I’ve really appreciated Advent this year. I don’t mean in a Pinterest, made a hand-made ornament out of cinnamon with my children every day sort of way. I mean that the season of Advent just feels really right, somehow.
It feels good to remember that Christianity has this tension built into it because we don’t live in a world where things are all as they should be. Still we are told that God loves us and is always, always doing His best for us. There is confusion built into that, and no small amount of cognitive dissonance sometimes as I try to sort through a tangle of thoughts about God. You know the great thing about dissonance in music though? Eventually it resolves. There is a cadence. That is the promise of Advent. Advent promises that whatever modulation we find ourselves in now, we will get back to tonic eventually. It invites us to sit with tension and hope. Humans desire a deep sense of security and if that is to be found in our surroundings, we often don’t look further. Dissonance draws us out do deal with it, though. I once got my toddler to start cleaning up by playing a cadence a few times and then only playing the first chord and not resolving it until she moved to start putting her toys away. Dissonance is unstable, and even a small child can tell that our ears want unstable harmonies to resolve.

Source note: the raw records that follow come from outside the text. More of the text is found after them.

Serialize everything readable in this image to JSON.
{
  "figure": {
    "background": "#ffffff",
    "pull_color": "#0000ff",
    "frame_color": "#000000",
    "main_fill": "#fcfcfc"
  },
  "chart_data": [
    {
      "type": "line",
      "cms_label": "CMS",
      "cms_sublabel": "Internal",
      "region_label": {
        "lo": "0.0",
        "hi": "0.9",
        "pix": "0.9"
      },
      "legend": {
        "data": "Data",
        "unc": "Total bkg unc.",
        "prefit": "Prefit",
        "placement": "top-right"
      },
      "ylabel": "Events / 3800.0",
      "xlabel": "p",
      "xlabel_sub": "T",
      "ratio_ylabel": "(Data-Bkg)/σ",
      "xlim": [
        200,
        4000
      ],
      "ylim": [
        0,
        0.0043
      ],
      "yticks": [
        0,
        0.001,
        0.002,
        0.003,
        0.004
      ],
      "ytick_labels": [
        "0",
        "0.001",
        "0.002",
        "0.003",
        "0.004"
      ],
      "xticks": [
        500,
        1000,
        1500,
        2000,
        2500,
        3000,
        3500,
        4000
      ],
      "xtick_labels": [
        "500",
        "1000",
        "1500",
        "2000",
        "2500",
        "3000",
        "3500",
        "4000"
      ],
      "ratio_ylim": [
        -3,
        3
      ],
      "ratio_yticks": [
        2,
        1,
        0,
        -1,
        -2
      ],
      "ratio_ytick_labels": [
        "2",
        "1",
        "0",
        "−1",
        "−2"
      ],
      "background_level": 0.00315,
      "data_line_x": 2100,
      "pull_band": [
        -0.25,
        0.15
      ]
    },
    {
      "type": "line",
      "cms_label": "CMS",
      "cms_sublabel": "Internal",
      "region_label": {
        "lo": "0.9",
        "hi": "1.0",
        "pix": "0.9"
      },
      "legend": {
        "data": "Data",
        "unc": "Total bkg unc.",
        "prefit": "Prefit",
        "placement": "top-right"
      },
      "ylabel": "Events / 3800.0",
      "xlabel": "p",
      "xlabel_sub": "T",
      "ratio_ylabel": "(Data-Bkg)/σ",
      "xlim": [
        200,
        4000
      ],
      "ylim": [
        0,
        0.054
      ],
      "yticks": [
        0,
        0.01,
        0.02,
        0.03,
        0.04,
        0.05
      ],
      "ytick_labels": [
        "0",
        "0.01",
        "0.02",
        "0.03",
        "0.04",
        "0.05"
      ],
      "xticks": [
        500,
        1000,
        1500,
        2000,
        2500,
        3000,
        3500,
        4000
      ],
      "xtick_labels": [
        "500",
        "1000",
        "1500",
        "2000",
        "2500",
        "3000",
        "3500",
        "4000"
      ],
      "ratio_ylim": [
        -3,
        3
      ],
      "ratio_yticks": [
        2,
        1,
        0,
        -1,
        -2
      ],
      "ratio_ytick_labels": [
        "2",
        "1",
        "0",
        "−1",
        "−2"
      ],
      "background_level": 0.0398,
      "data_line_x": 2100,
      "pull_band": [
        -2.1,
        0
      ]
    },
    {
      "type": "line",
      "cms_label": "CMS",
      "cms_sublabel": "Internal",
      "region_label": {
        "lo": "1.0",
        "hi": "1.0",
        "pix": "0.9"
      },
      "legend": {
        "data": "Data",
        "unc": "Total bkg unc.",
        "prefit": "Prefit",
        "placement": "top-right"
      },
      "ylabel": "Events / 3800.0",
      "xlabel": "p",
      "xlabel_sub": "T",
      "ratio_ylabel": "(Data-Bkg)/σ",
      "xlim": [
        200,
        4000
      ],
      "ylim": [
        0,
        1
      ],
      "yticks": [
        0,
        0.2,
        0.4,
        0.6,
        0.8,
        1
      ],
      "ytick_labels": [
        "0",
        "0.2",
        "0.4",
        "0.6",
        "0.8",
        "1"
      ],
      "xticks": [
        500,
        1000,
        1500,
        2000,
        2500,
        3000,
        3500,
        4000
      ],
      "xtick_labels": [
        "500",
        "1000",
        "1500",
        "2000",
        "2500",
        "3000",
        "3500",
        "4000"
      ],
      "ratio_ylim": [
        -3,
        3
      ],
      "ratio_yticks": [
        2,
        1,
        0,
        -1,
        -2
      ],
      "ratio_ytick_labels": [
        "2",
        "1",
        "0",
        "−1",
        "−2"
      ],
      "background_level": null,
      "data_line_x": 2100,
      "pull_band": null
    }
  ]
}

Dissonance of any type can be deafening. It can make it seem like everything’s just noise. It can be interpreted as such, if I choose. There is logic to assuming that we crave pattern and sense from the universe because we were made for it, but there is also logic to assuming that we only seem to see a pattern because we want to; sometimes circumstances seem to imply there is no intentionality governing what happens to us. Maybe, though, to judge all of reality by those moments of greatest dissonance is like trying to explain the legend of King Arthur by saying it’s about some guy who sleeps with his sister. That explanation is not without basis, but it also doesn’t really tell us the whole story.

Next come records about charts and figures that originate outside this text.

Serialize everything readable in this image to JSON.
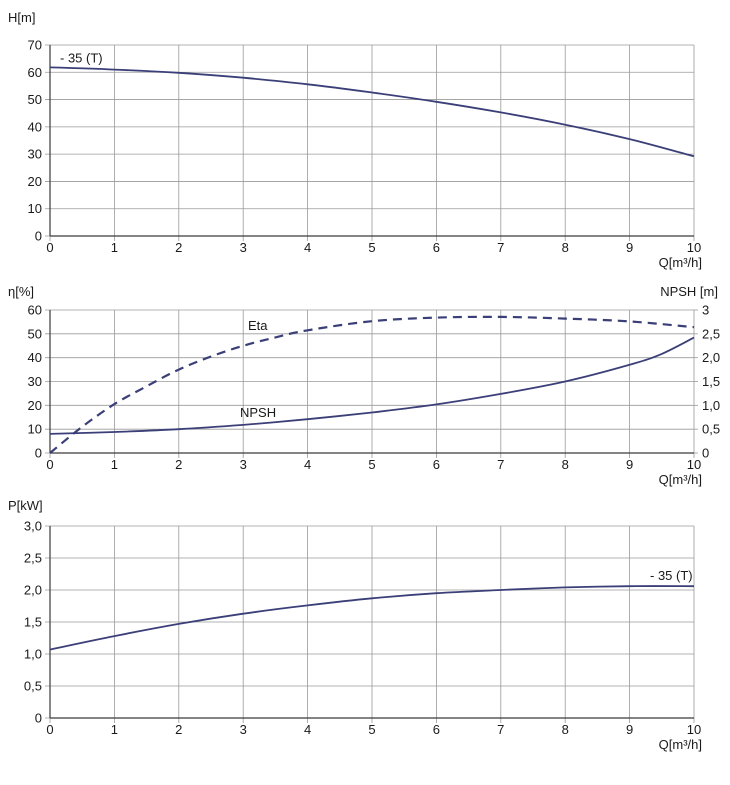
{
  "style": {
    "curve_color": "#3b3f78",
    "grid_color": "#9a9a9a",
    "axis_color": "#3a3a3a"
  },
  "chart_data": [
    {
      "id": "head",
      "type": "line",
      "ylabel": "H[m]",
      "xlabel": "Q[m³/h]",
      "xlim": [
        0,
        10
      ],
      "ylim": [
        0,
        70
      ],
      "xticks": [
        "0",
        "1",
        "2",
        "3",
        "4",
        "5",
        "6",
        "7",
        "8",
        "9",
        "10"
      ],
      "yticks": [
        "0",
        "10",
        "20",
        "30",
        "40",
        "50",
        "60",
        "70"
      ],
      "grid": true,
      "series": [
        {
          "name": "- 35 (T)",
          "style": "solid",
          "x": [
            0,
            1,
            2,
            3,
            4,
            5,
            6,
            7,
            8,
            9,
            10
          ],
          "y": [
            61.8,
            61.0,
            59.8,
            58.0,
            55.6,
            52.6,
            49.2,
            45.3,
            40.8,
            35.5,
            29.2
          ]
        }
      ]
    },
    {
      "id": "eta_npsh",
      "type": "line",
      "ylabel": "η[%]",
      "ylabel_right": "NPSH [m]",
      "xlabel": "Q[m³/h]",
      "xlim": [
        0,
        10
      ],
      "ylim": [
        0,
        60
      ],
      "ylim_right": [
        0,
        3
      ],
      "xticks": [
        "0",
        "1",
        "2",
        "3",
        "4",
        "5",
        "6",
        "7",
        "8",
        "9",
        "10"
      ],
      "yticks": [
        "0",
        "10",
        "20",
        "30",
        "40",
        "50",
        "60"
      ],
      "yticks_right": [
        "0",
        "0,5",
        "1,0",
        "1,5",
        "2,0",
        "2,5",
        "3"
      ],
      "grid": true,
      "series": [
        {
          "name": "Eta",
          "axis": "left",
          "style": "dashed",
          "x": [
            0,
            0.5,
            1,
            1.5,
            2,
            2.5,
            3,
            3.5,
            4,
            5,
            6,
            7,
            8,
            9,
            10
          ],
          "y": [
            0,
            11,
            20.5,
            28,
            35,
            40.5,
            45,
            48.5,
            51.5,
            55.3,
            56.8,
            57.1,
            56.4,
            55.2,
            52.8
          ]
        },
        {
          "name": "NPSH",
          "axis": "right",
          "style": "solid",
          "x": [
            0,
            1,
            2,
            3,
            4,
            5,
            6,
            7,
            8,
            9,
            9.5,
            10
          ],
          "y": [
            0.4,
            0.44,
            0.5,
            0.59,
            0.71,
            0.85,
            1.02,
            1.24,
            1.5,
            1.85,
            2.08,
            2.42
          ]
        }
      ]
    },
    {
      "id": "power",
      "type": "line",
      "ylabel": "P[kW]",
      "xlabel": "Q[m³/h]",
      "xlim": [
        0,
        10
      ],
      "ylim": [
        0,
        3
      ],
      "xticks": [
        "0",
        "1",
        "2",
        "3",
        "4",
        "5",
        "6",
        "7",
        "8",
        "9",
        "10"
      ],
      "yticks": [
        "0",
        "0,5",
        "1,0",
        "1,5",
        "2,0",
        "2,5",
        "3,0"
      ],
      "grid": true,
      "series": [
        {
          "name": "- 35 (T)",
          "style": "solid",
          "x": [
            0,
            1,
            2,
            3,
            4,
            5,
            6,
            7,
            8,
            9,
            10
          ],
          "y": [
            1.07,
            1.28,
            1.47,
            1.63,
            1.76,
            1.87,
            1.95,
            2.0,
            2.04,
            2.06,
            2.06
          ]
        }
      ]
    }
  ]
}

I wish I could explain the whole story. Of everything. It would be so nice to be able to tell my friends, “This is why this is happening to you.” It would have been so comforting last year to say to my husband, “You’re sick now and it’s awful, but you’re going to be fine. I read ahead and you don’t have a lifelong debilitating illness after all.”
Advent reminds us that not being reconciled to our circumstances is allowed. We are made for more than complacency. We don’t get easy answers. We get Advent. We get a promise that we are not crazy for thinking that this is not how it’s supposed to be.
I Heard the Bells on Christmas Day
I Heard the Bells on Christmas Day
Their old familiar carols play,
And wild and sweet the words repeat
Of peace on earth, good will to men.
I thought how, as the day had come,
The belfries of all Christendom
Had rolled along the unbroken song
Of peace on earth, good will to men.
And in despair I bowed my head:
“There is no peace on earth,” I said,
“For hate is strong and mocks the song
Of peace on earth, good will to men.”
Then pealed the bells more loud and deep:
“God is not dead, nor does he sleep;
The wrong shall fail, the right prevail,
With peace on earth, good will to men.”
Till, ringing, singing, on its way,
The world revolved from night to day,
A voice, a chime, a chant sublime,
Of peace on earth, good will to men!
You are eloquent and enriched me with this…. Thank you.